На лице ребенка отражается любопытное выражение. Всего на мгновение с юного личика смотрят глаза немолодой женщины. Словно глаза горгоны? Страшные, горькие, злобные глаза, ненавидящие всех и вся.
«Как благородно! Как смело! Как забавно!» — повисают в воздухе невысказанные слова.
«Я тоже был своего рода шлюхой, — отвечает он. — И все мои сестры — тоже».
— Мы достаточно посмотрели, — устало цедит Харкендер. — Если это все, что может продемонстрировать нам сотрудничество человеческого и ангельского воображения, тогда это много беднее, чем можно себе представить. Либо ангелы жестоко ошиблись, либо я.
— В чем состоит ошибка? — спрашивает Пелорус.
— Это зависит от того, чья она — их или моя. Если их, то, боюсь, то, что они хотят обрести при содействии с человеческим разумом, бесполезно.
— А если твоя?
— Это же очевидно, — отзывается Харкендер. — Я думал, они хотят быть богами, а не детьми.

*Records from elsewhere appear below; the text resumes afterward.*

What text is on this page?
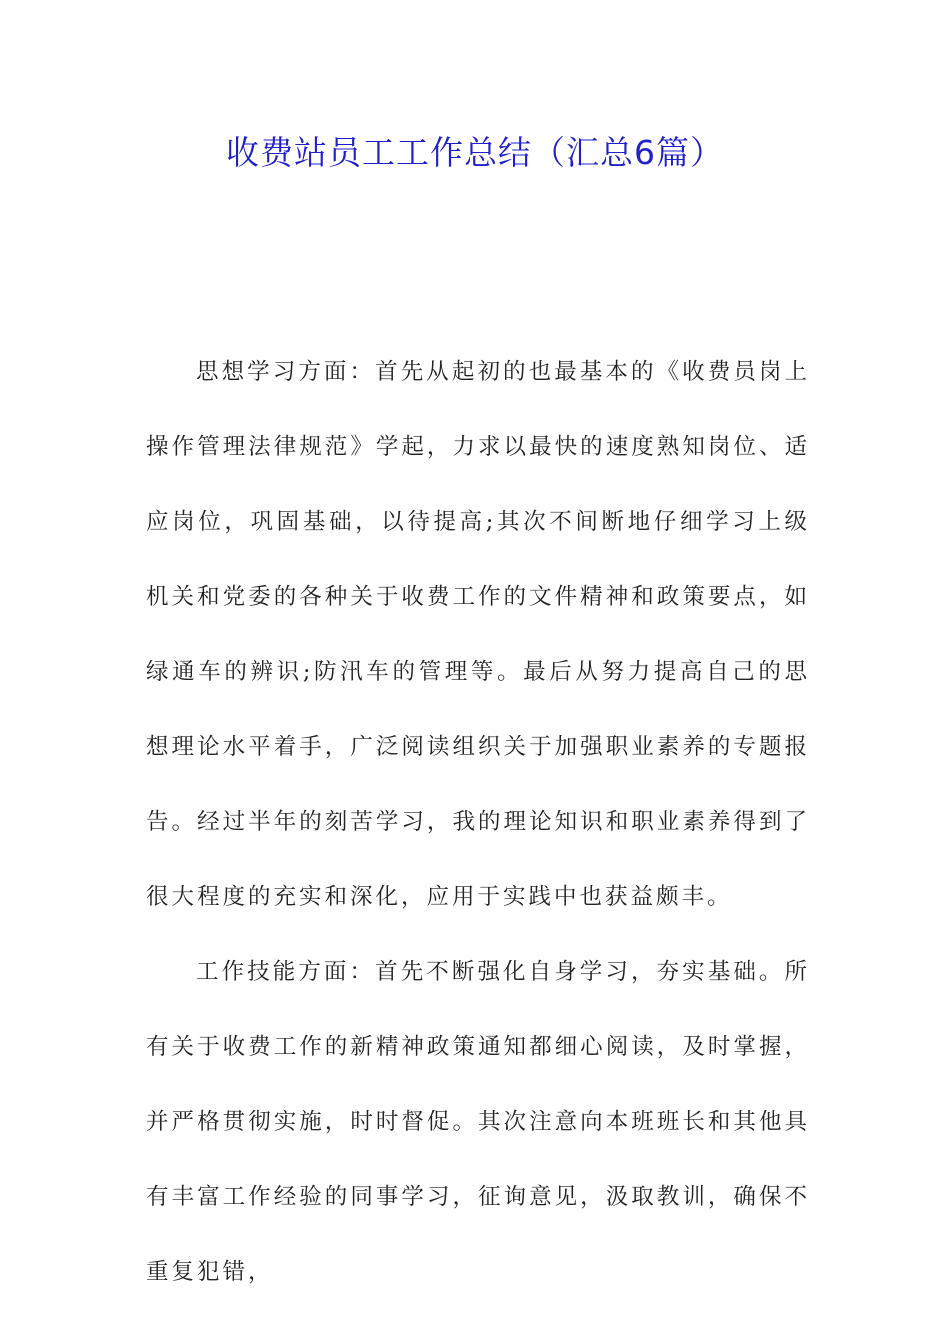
收费站员工工作总结（汇总6篇）

思想学习方面：首先从起初的也最基本的《收费员岗上操作管理法律规范》学起，力求以最快的速度熟知岗位、适应岗位，巩固基础，以待提高;其次不间断地仔细学习上级机关和党委的各种关于收费工作的文件精神和政策要点，如绿通车的辨识;防汛车的管理等。最后从努力提高自己的思想理论水平着手，广泛阅读组织关于加强职业素养的专题报告。经过半年的刻苦学习，我的理论知识和职业素养得到了很大程度的充实和深化，应用于实践中也获益颇丰。

工作技能方面：首先不断强化自身学习，夯实基础。所有关于收费工作的新精神政策通知都细心阅读，及时掌握，并严格贯彻实施，时时督促。其次注意向本班班长和其他具有丰富工作经验的同事学习，征询意见，汲取教训，确保不重复犯错，
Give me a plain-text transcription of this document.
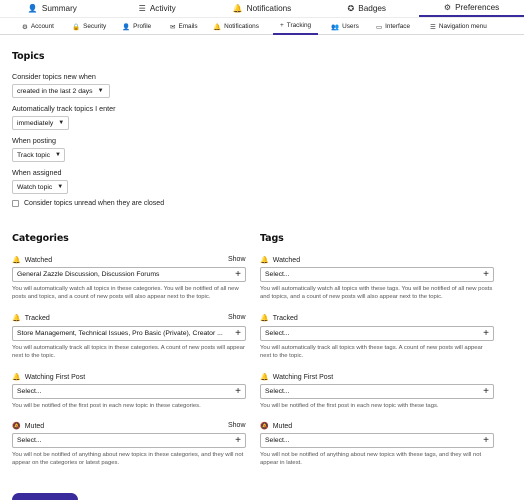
👤 Summary	☰ Activity	🔔 Notifications	✪ Badges	⚙ Preferences
⚙ Account	🔒 Security 👤 Profile	✉ Emails 🔔 Notifications	+ Tracking	👥 Users	▭ Interface	☰ Navigation menu
Topics
Consider topics new when
created in the last 2 days ▼
Automatically track topics I enter
immediately ▼
When posting
Track topic ▼
When assigned
Watch topic ▼
Consider topics unread when they are closed
Categories
🔔 Watched	Show
General Zazzle Discussion, Discussion Forums	+
You will automatically watch all topics in these categories. You will be notified of all new posts and topics, and a count of new posts will also appear next to the topic.
🔔 Tracked	Show
Store Management, Technical Issues, Pro Basic (Private), Creator ...	+
You will automatically track all topics in these categories. A count of new posts will appear next to the topic.
🔔 Watching First Post
Select...	+
You will be notified of the first post in each new topic in these categories.
🔕 Muted	Show
Select...	+
You will not be notified of anything about new topics in these categories, and they will not appear on the categories or latest pages.
Tags
🔔 Watched
Select...	+
You will automatically watch all topics with these tags. You will be notified of all new posts and topics, and a count of new posts will also appear next to the topic.
🔔 Tracked
Select...	+
You will automatically track all topics with these tags. A count of new posts will appear next to the topic.
🔔 Watching First Post
Select...	+
You will be notified of the first post in each new topic with these tags.
🔕 Muted
Select...	+
You will not be notified of anything about new topics with these tags, and they will not appear in latest.
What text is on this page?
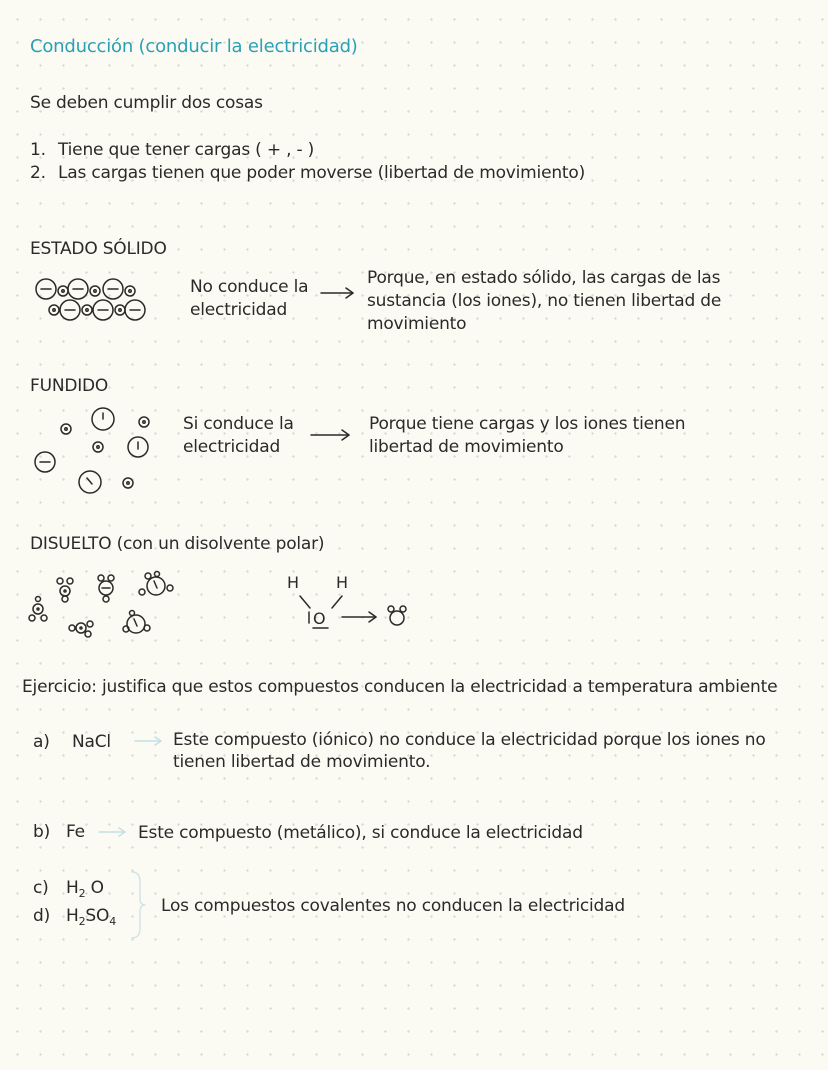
Conducción (conducir la electricidad)
Se deben cumplir dos cosas
1. Tiene que tener cargas ( + , - )
2. Las cargas tienen que poder moverse (libertad de movimiento)
ESTADO SÓLIDO
No conduce la
electricidad
Porque, en estado sólido, las cargas de las
sustancia (los iones), no tienen libertad de
movimiento
FUNDIDO
Si conduce la
electricidad
Porque tiene cargas y los iones tienen
libertad de movimiento
DISUELTO (con un disolvente polar)
H H
O
Ejercicio: justifica que estos compuestos conducen la electricidad a temperatura ambiente
a) NaCl	Este compuesto (iónico) no conduce la electricidad porque los iones no
tienen libertad de movimiento.
b) Fe	Este compuesto (metálico), si conduce la electricidad
c) $H_2$ O
d) $H_2SO_4$
Los compuestos covalentes no conducen la electricidad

Раз они столь могущественны, я всегда полагал, они способны на смелость — но все загадки легко решаемы, если вместо этого мы сочтем их высокомерными трусами!
7.
Когда время вновь замедляет свой бег, Мандорла и Глиняный Монстр обнаруживают себя стоящими на обширной равнине, с которой отступили ледники. Солнечный летний день в разгаре. Вдалеке на севере виднеются пурпурные холмы с вершинами, покрытыми снегом. Неподалеку протекает река: похоже, ее русло совпадает с древней Темзой. Настоящих лесов на поросшей травой равнине не видно, но все-таки нельзя сказать, что она совсем уж голая, ибо отдельные деревья растут небольшими партиями то здесь, то там. Трава тоже еще не захватила каждый участок когда-то отравленной почвы. Там, где она не успела вырасти, возвышаются песчаные дюны. Нет ни ярких цветов, ни ягод, но в окраске листьев то и дело встречаются оттенки розового и пурпурного.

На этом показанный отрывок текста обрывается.